How to Develop Your Job Interview Skills

You will often hear people say job interviewing is an act. As a candidate, it is your act. You and the interviewer(s) both know the rules; it is up to you to convince the interviewer that you are the best for the position.

The interviewer is the audience, and they have choices. They are the independent, often sceptical party who needs proof of suitability before they can buy what you are selling. In this case you are selling yourself; your skills, personality and likability (yes). All these need an act.

The winner in this performance is the individual who has good answers and does not make any mistakes during their presentation. Are you capable of doing both? In this article, we shall examine how to convince prospective interviewers that you are the one for the job.

The positive factors of an interview

  1. Fitting into the company culture

One of the major concerns of any interviewer is how you would fit into the company culture. This is a loaded topic because it is a subjective decision. Before attending any interview, find out as much as you can about their company culture. Which of your personalities resonate most with this culture? Presenting them in an interview increases your chances of success.

You can find out about a company’s culture by talking to the present and past employees. Reading their publications, news pieces and CEO’s public address can give you an idea of how they behave. Build on these traits prior to the interview.

  1. What kind of image do you present?

Companies have a certain brand image to project, and in addition to their visual and graphical brand elements, employees are the face of the business. Presenting the right kind of image is key to determining how well you will do as an ambassador of the company.

Once again, do your research to discover what this image is. Are they more professionally disposed? Do they present a casual image, or a mixture of both? If they are a down-to-earth brand, then dressing to the teeth might be an overkill.

A candidate who expresses a great deal of passion and enthusiasm, as well as knowledge of the company is deemed attractive.

  1. Give a positive impression

Interviews are about first impressions. Unlike other applications, you’ll hardly get another opportunity to make a good first impression, so by all means, make the first one count. Dressing and acting the part will give you a good head start.

Don’t forget to smile too. However, don’t overdo it or you will come off as trying too hard. Nothing puts off an interviewer quicker than a pretentious candidate. Make it natural and effortless, the rest will fall through.

The negative factors of an interview

  1. Lacking confidence

This is an instant interview killer. Not being sure of yourself, failing to provide specific examples, or flunking many of the interview questions will leave your interviewers unimpressed. Naturally, they will opt for a more confident candidate with the right answers.

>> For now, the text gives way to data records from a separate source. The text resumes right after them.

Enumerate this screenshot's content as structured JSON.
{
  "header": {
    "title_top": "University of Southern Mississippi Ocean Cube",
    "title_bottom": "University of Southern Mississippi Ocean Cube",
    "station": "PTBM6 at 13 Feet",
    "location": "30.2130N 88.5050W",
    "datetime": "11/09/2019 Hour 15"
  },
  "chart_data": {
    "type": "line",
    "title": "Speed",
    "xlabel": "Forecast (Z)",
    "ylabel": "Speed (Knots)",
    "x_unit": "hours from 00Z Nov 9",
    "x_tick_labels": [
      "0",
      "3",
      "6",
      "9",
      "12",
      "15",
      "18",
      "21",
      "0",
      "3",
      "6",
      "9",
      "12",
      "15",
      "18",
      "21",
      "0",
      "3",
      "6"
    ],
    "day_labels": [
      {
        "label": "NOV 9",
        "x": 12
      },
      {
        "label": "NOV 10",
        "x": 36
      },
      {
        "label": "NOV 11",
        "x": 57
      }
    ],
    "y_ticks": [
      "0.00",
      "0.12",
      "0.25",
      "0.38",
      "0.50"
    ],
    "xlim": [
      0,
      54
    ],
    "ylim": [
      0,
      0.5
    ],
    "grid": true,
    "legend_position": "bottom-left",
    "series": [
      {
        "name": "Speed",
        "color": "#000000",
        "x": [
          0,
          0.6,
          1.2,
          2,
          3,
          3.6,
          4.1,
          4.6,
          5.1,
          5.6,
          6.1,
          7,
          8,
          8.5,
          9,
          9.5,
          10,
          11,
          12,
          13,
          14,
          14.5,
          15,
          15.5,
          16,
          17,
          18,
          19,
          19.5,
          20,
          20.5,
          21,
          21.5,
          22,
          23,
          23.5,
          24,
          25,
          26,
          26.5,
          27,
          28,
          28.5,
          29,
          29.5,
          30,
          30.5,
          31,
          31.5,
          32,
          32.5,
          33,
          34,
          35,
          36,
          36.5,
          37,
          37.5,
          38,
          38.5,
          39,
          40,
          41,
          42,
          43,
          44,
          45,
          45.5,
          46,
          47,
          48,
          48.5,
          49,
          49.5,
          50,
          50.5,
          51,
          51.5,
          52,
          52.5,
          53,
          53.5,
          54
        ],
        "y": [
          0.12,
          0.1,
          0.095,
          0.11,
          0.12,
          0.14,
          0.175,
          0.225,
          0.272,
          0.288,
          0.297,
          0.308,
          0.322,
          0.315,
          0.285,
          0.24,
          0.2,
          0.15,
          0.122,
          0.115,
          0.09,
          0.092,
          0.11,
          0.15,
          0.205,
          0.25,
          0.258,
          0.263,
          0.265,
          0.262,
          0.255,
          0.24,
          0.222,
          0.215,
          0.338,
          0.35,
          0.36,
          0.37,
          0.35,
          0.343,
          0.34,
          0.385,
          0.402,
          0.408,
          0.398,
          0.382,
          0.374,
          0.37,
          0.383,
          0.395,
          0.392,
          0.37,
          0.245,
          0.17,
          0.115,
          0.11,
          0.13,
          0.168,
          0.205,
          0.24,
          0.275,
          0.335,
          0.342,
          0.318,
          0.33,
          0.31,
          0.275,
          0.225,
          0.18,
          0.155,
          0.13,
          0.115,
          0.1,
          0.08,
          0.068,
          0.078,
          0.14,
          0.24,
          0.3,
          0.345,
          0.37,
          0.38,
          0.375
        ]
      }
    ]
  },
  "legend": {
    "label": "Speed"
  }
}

It is not unusual to be nervous, but learn to tone it down during the interview. Practice breathing exercises, and familiarise yourself with the interviewers ahead of the interview. Look them up online to “break the ice”. Keep your body language confident and believe in yourself.

  1. Avoid indulging before an interview

Some things are generally considered as a no-no and should be strongly avoided.  For instance, smoking before an interview or wearing to much perfume can write you off immediately. Showing up late or chewing gum during an interview will count against you.

Practice self-discipline and keep that cigarette till after your interview. Ask a friend if your perfume is okay, and make room for traffic by leaving the house early to avoid being late. Sometimes, it is the little things that may count against you.

  1. Avoid these little mistakes

Employers can pick little things in your interview that could work against you. For instance, bad mouthing a previous employer is always perceived as a red flag. Being very opinionated or lying are bad traits. Some people even go as far as arguing or making the interviewer feel “bad”. Cut out any confrontational traits from your behaviour.

While it is not advisable to be too meek in an interview, being overbearing is a no-no. Keep it a fine line in between and you will be okay.

Finally, endeavour to “role-play” with a friend before an interview. Envisage likely questions and practice answering them as naturally as possible. Being yourself is the fastest way to gain an interviewer’s approval.